Ohne polemische Wortgefechte wurden in der folgenden Tagesordnung immerhin 18 Beschlüsse gefasst. Wie üblich waren die meisten davon reine Verwaltungsvorlagen ohne besondere politische Brisanz oder personelle Entscheidungen der Fraktionen zur Besetzung von Ausschüssen und Gremien, die hier nicht weiter kommentiert werden müssen. Zu zwei Beschlüssen aber, die weit in die Zukunft reichen, meldete sich die LINKE planmäßig zu Wort und initiierte eine Diskussion, die sonst wahrscheinlich so nicht stattgefunden hätte.

 

So ist die Informationsvorlage zur Demografiestudie für Nordsachsen ein wirklich lesenswertes, hochinteressantes, zukunftsweisendes Projekt. Ich habe das sachliche, differenzierte  und wissenschaftlich begründete Herangehen des Leibnitz-Instituts für Länderkunde ausdrücklich gewürdigt und unterstrichen, dass damit aufgezeigt wurde, dass Nordsachsen mitnichten nur eine abgehängte Problemregion ist (in der zuletzt vorgestellten „Wohlfühlstudie“ des Prognos-Instituts nur auf Platz 297 von 401 Landkreises und Kreisfreien Städten), sondern neben allen Problemen voller Entwicklungschancen steckt. Allerdings können diese nicht allein mit eigener Kraft gehoben werden, sondern nur im engen Zusammenwirken mit Leipzig und der umliegenden Metropolregion. Deshalb erwartet die LINKE, dass auf der Grundlage dieser Demografiestudie in der nächsten Zeit ein tatsächliches Kreisentwicklungskonzept mit einem Zeithorizont bis 2030  für unseren Landkreis erarbeitet wird. Anders als bei einem vergangenen  Versuch in den Jahren 2011/2012, als letztlich nur der Ist-Zustand der Kreisverwaltung in einem ziemlich verworrenen Klein-Klein gespiegelt wurde  und das Papier letztlich nutzlos in der Schublade verschwand, gehe es dieses Mal darum, ein wirkliches Handlungskonzept zu erarbeiten.
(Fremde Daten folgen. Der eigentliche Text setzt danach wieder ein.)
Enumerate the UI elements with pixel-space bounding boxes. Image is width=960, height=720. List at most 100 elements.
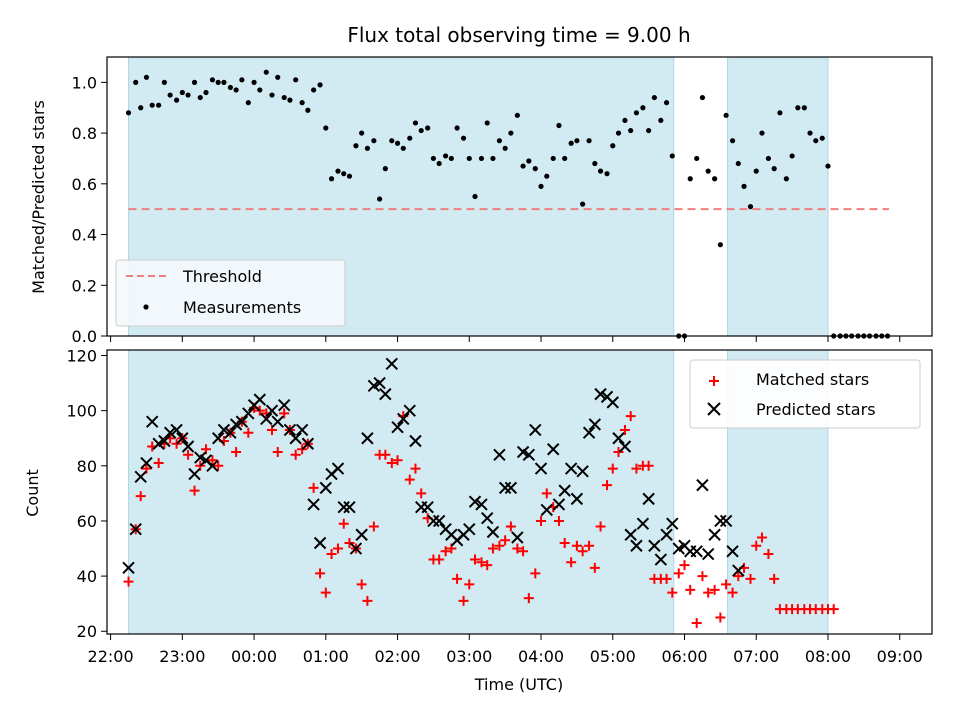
- matched-star-point: [470, 554, 481, 565]
- matched-star-point: [344, 538, 355, 549]
- matched-star-point: [512, 543, 523, 554]
- matched-star-point: [189, 485, 200, 496]
- matched-star-point: [667, 587, 678, 598]
- measurement-point: [305, 107, 311, 113]
- measurement-point: [323, 125, 329, 131]
- predicted-star-point: [498, 481, 512, 495]
- predicted-star-point: [235, 415, 249, 428]
- predicted-star-point: [355, 528, 368, 541]
- predicted-star-point: [612, 432, 625, 445]
- matched-star-point: [338, 518, 349, 529]
- measurement-point: [143, 74, 150, 80]
- measurement-point: [663, 100, 670, 106]
- predicted-star-point: [319, 481, 333, 495]
- matched-star-point: [553, 515, 564, 526]
- predicted-star-point: [540, 503, 553, 517]
- predicted-star-point: [188, 467, 201, 481]
- measurement-point: [179, 89, 185, 96]
- matched-star-point: [392, 455, 403, 466]
- predicted-star-point: [158, 434, 171, 448]
- matched-star-point: [254, 405, 265, 416]
- measurement-point: [371, 138, 377, 144]
- measurement-point: [443, 153, 449, 159]
- measurement-point: [346, 173, 353, 179]
- measurement-point: [597, 168, 604, 174]
- bottom-y-tick-label: 20: [77, 622, 97, 641]
- measurement-point: [705, 168, 711, 174]
- measurement-point: [293, 77, 299, 83]
- predicted-star-point: [660, 528, 673, 541]
- measurement-point: [400, 145, 406, 151]
- measurement-point: [610, 143, 616, 149]
- measurement-point: [658, 117, 664, 124]
- matched-star-point: [536, 515, 547, 526]
- measurement-point: [412, 120, 419, 126]
- predicted-star-point: [242, 407, 255, 420]
- measurement-points: [125, 69, 891, 339]
- measurement-point: [215, 79, 221, 85]
- measurement-point: [669, 153, 675, 159]
- predicted-star-point: [475, 498, 488, 511]
- predicted-star-point: [558, 484, 571, 497]
- predicted-star-point: [522, 448, 536, 461]
- matched-star-point: [440, 546, 451, 557]
- top-x-ticks: [110, 336, 901, 342]
- predicted-star-point: [129, 523, 142, 536]
- bottom-y-tick-label: 80: [77, 457, 97, 476]
- predicted-star-point: [594, 387, 607, 401]
- x-axis-label: Time (UTC): [474, 675, 563, 694]
- predicted-star-point: [636, 517, 650, 530]
- measurement-point: [526, 158, 532, 164]
- top-y-tick-label: 0.6: [72, 175, 97, 194]
- predicted-star-point: [534, 462, 548, 475]
- bottom-y-tick-label: 100: [66, 402, 97, 421]
- matched-star-point: [213, 460, 224, 471]
- measurement-point: [125, 110, 132, 116]
- measurement-point: [496, 138, 503, 144]
- matched-star-point: [297, 444, 308, 455]
- measurement-point: [789, 153, 795, 159]
- measurement-point: [197, 94, 203, 101]
- predicted-star-point: [409, 434, 422, 448]
- measurement-point: [747, 204, 754, 210]
- measurement-point: [759, 130, 765, 136]
- measurement-point: [448, 155, 454, 162]
- measurement-point: [717, 242, 723, 248]
- matched-star-point: [326, 549, 337, 560]
- predicted-star-point: [373, 376, 386, 390]
- measurement-point: [699, 94, 706, 101]
- matched-star-point: [643, 460, 654, 471]
- measurement-point: [251, 79, 257, 85]
- predicted-star-point: [379, 387, 392, 401]
- measurement-point: [239, 77, 245, 83]
- x-tick-label: 01:00: [303, 647, 349, 666]
- top-y-tick-label: 0.0: [72, 327, 97, 346]
- measurement-point: [801, 105, 807, 111]
- matched-star-point: [207, 455, 218, 466]
- predicted-star-point: [217, 423, 231, 437]
- matched-star-point: [183, 449, 194, 460]
- measurement-point: [418, 127, 424, 134]
- top-y-tick-label: 1.0: [72, 73, 97, 92]
- predicted-star-point: [576, 465, 589, 478]
- predicted-star-point: [397, 412, 410, 426]
- measurement-point: [233, 87, 239, 93]
- top-y-tick-label: 0.2: [72, 276, 97, 295]
- x-tick-label: 06:00: [661, 647, 707, 666]
- measurement-point: [538, 183, 544, 189]
- measurement-point: [275, 74, 281, 80]
- predicted-star-point: [181, 440, 195, 453]
- matched-star-point: [541, 488, 552, 499]
- matched-legend-swatch: [709, 376, 719, 386]
- predicted-star-point: [163, 426, 177, 439]
- predicted-star-point: [176, 432, 189, 445]
- matched-star-point: [703, 587, 714, 598]
- measurement-point: [382, 166, 388, 172]
- bottom-y-tick-label: 120: [66, 347, 97, 366]
- matched-star-point: [595, 521, 606, 532]
- measurement-point: [227, 84, 233, 91]
- measurement-point: [287, 97, 293, 103]
- matched-star-point: [171, 438, 182, 449]
- measurement-point: [514, 112, 520, 118]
Das kürzlich in Leipzig verabschiedete Integrierte Stadtentwicklungskonzept (INSEK) ist dafür ein gutes Vorbild. Der verantwortliche Beigeordnete Dr. Rexrodt unterstrich diese Erwartung, mahnte aber an, dass diese Arbeit höchst anspruchsvoll sei, mindestens zwei Jahre beanspruchen und mit Sicherheit auch noch den nächsten Kreistag beschäftigen werde.

 

Der Beschluss zur Neuordnung der Trägerstruktur der Stadt- und Kreissparkasse Leipzig beendet 17 Jahre (!) nach dem erfolgreichen Volksentscheid „Pro kommunale Sparkasse“ die unseligen Konsequenzen aus dem einstmaligen zentralistischen Sparkassenverbund und der darauffolgenden Sachsenfinanzgruppe (SFG).  Nachdem wir uns bereits vor Jahren aus der SFG heraus gekauft haben, ist es nun möglich, den intransparenten Zweckverband zwischen unserer Kreissparkasse und der Stadtsparkasse Leipzig aufzulösen und zu einer einfachen Trägerstruktur zurückzufinden. Zugleich erhöht sich das relative Gewicht unseres Landkreises in der neuen Leipziger Sparkasse von gegenwärtig rund 14,7 % auf rund 21,7 %, da nunmehr die Einwohnerzahlen und nicht mehr die anteiligen Bilanzsummen der Maßstab sind. Als Fraktionsvorsitzender habe ich diese Maßnahmen begrüßt, zugleich aber die aktuelle Geschäftspolitik der Leipziger Sparkasse scharf kritisiert. So ist  der fortlaufende Abbau von Sparkassenstandorten selbst in Mittelzentren wie Torgau, Delitzsch, Oschatz und Eilenburg vor allem für die ältere, weniger mobile und nicht on-line-affine Bevölkerung ein echtes Ärgernis. Der stolze Preis von monatlich 6,90 Euro für das einfachste off-line-Konto ist weitab von jeglicher Sozialverträglichkeit. Wer durchschnittlich nur 1.000 oder auch 2.000 Euro auf dem Konto hat, und dies betrifft nicht wenige Menschen, zahlt dennoch im Jahr 82,80 Euro Gebühren. Das hat eine Enteignungsgleiche Wirkung wie Negativzinsen von etwa -8% bis -4 %. Ob die Sparkasse so noch ihren kommunalen und sozialen Versorgungsauftrag für ausdrücklich alle Einwohner unseres Landkreises erfüllen kann, muss mit einem dicken Fragezeichen versehen werden! Die LINKE verspricht, weiterhin an diesen Problemen dranzubleiben. Wir wollen eine betriebswirtschaftlich sicher aufgestellte, kommunal verankerte, flächendeckend wirkende Sparkasse mit sozial verträglichen Gebühren.

 

Der nächste Kreistag tritt erst nach einem langen Sommer am 19. September 2018  zusammen.